BRAC Executive Director Asif Saleh has been named in the 2026 TIME100 Philanthropy list, becoming the first Bangladeshi to receive this recognition since the list’s inception in 2025.
Lead of Media Relations Communications ANM Golam Kibria confirmed the matter on Thursday.
The annual list by TIME magazine recognises 100 of the world’s most influential individuals who are shaping the future of social impact and giving. Asif was honoured in the “Leaders” category alongside prominent figures such as Rajiv J Shah, Idris Elba and Sabrina Dhowre Elba, and Lionel Messi.
Asif was recognised for advancing BRAC’s locally led development model and advocating for a more equitable approach to international aid. TIME highlighted BRAC’s community-driven philosophy and its hybrid funding strategy – which combines grants, investments, community contributions, microfinance, and social enterprises – as a resilient response to global aid cuts.
Regarding the global search for sustainable aid models, TIME noted, “Following last year’s drastic cuts in foreign aid spending, some people have called for a better model for global aid. BRAC, and its executive director Asif Saleh, might have an answer.”
Responding to the recognition, Asif said, “This recognition belongs to the people across Asia and Africa who have partnered with us over the past half a century, and our staff, who work tirelessly to improve the lives of the people in their communities every day.”
Emphasising BRAC’s core philosophy, he added, “Development is not charity. Charity is something that you give to people, where people are passive recipients of it. And what we promote is the opposite, where people are active participants in everything that we do.”
Reflecting on the current global situation, Asif remarked that the world is at an “inflection point” where rising poverty and conflict are symptoms of a lack of ambition regarding equality.
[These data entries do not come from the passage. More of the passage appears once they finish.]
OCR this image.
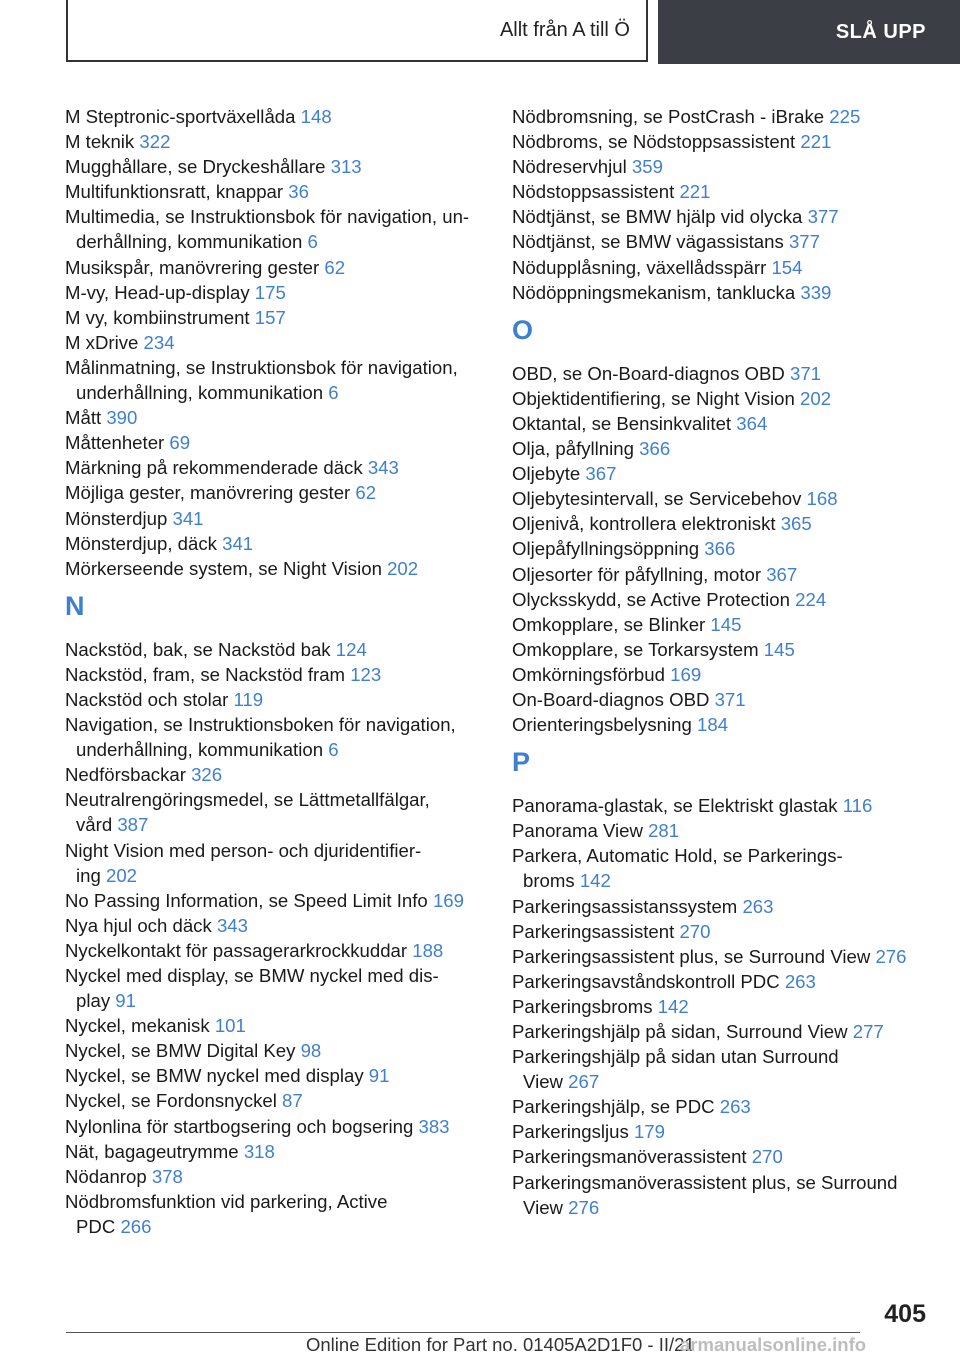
Allt från A till Ö	SLÅ UPP
M Steptronic-sportväxellåda 148
M teknik 322
Mugghållare, se Dryckeshållare 313
Multifunktionsratt, knappar 36
Multimedia, se Instruktionsbok för navigation, un-
derhållning, kommunikation 6
Musikspår, manövrering gester 62
M-vy, Head-up-display 175
M vy, kombiinstrument 157
M xDrive 234
Målinmatning, se Instruktionsbok för navigation,
underhållning, kommunikation 6
Mått 390
Måttenheter 69
Märkning på rekommenderade däck 343
Möjliga gester, manövrering gester 62
Mönsterdjup 341
Mönsterdjup, däck 341
Mörkerseende system, se Night Vision 202
N
Nackstöd, bak, se Nackstöd bak 124
Nackstöd, fram, se Nackstöd fram 123
Nackstöd och stolar 119
Navigation, se Instruktionsboken för navigation,
underhållning, kommunikation 6
Nedförsbackar 326
Neutralrengöringsmedel, se Lättmetallfälgar,
vård 387
Night Vision med person- och djuridentifier-
ing 202
No Passing Information, se Speed Limit Info 169
Nya hjul och däck 343
Nyckelkontakt för passagerarkrockkuddar 188
Nyckel med display, se BMW nyckel med dis-
play 91
Nyckel, mekanisk 101
Nyckel, se BMW Digital Key 98
Nyckel, se BMW nyckel med display 91
Nyckel, se Fordonsnyckel 87
Nylonlina för startbogsering och bogsering 383
Nät, bagageutrymme 318
Nödanrop 378
Nödbromsfunktion vid parkering, Active
PDC 266
Nödbromsning, se PostCrash - iBrake 225
Nödbroms, se Nödstoppsassistent 221
Nödreservhjul 359
Nödstoppsassistent 221
Nödtjänst, se BMW hjälp vid olycka 377
Nödtjänst, se BMW vägassistans 377
Nödupplåsning, växellådsspärr 154
Nödöppningsmekanism, tanklucka 339
O
OBD, se On-Board-diagnos OBD 371
Objektidentifiering, se Night Vision 202
Oktantal, se Bensinkvalitet 364
Olja, påfyllning 366
Oljebyte 367
Oljebytesintervall, se Servicebehov 168
Oljenivå, kontrollera elektroniskt 365
Oljepåfyllningsöppning 366
Oljesorter för påfyllning, motor 367
Olycksskydd, se Active Protection 224
Omkopplare, se Blinker 145
Omkopplare, se Torkarsystem 145
Omkörningsförbud 169
On-Board-diagnos OBD 371
Orienteringsbelysning 184
P
Panorama-glastak, se Elektriskt glastak 116
Panorama View 281
Parkera, Automatic Hold, se Parkerings-
broms 142
Parkeringsassistanssystem 263
Parkeringsassistent 270
Parkeringsassistent plus, se Surround View 276
Parkeringsavståndskontroll PDC 263
Parkeringsbroms 142
Parkeringshjälp på sidan, Surround View 277
Parkeringshjälp på sidan utan Surround
View 267
Parkeringshjälp, se PDC 263
Parkeringsljus 179
Parkeringsmanöverassistent 270
Parkeringsmanöverassistent plus, se Surround
View 276
405
Online Edition for Part no. 01405A2D1F0 - II/21
armanualsonline.info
He called for a fundamentally greater ambition to build a genuinely more equal world, stating it “demands a socially just way of pursuing it: one that recognises people as the agents of their own change, not its beneficiaries.”
BRAC was founded in 1972 in the aftermath of the Liberation War to rebuild the nation. Over five decades, it has grown from a small relief effort into one of the world’s largest development organisations, with its Bangladeshi-rooted lessons now being applied across Asia and Africa.
This international recognition affirms that Bangladesh, long viewed as a development success story, is an active contributor to global development thinking rather than just a recipient.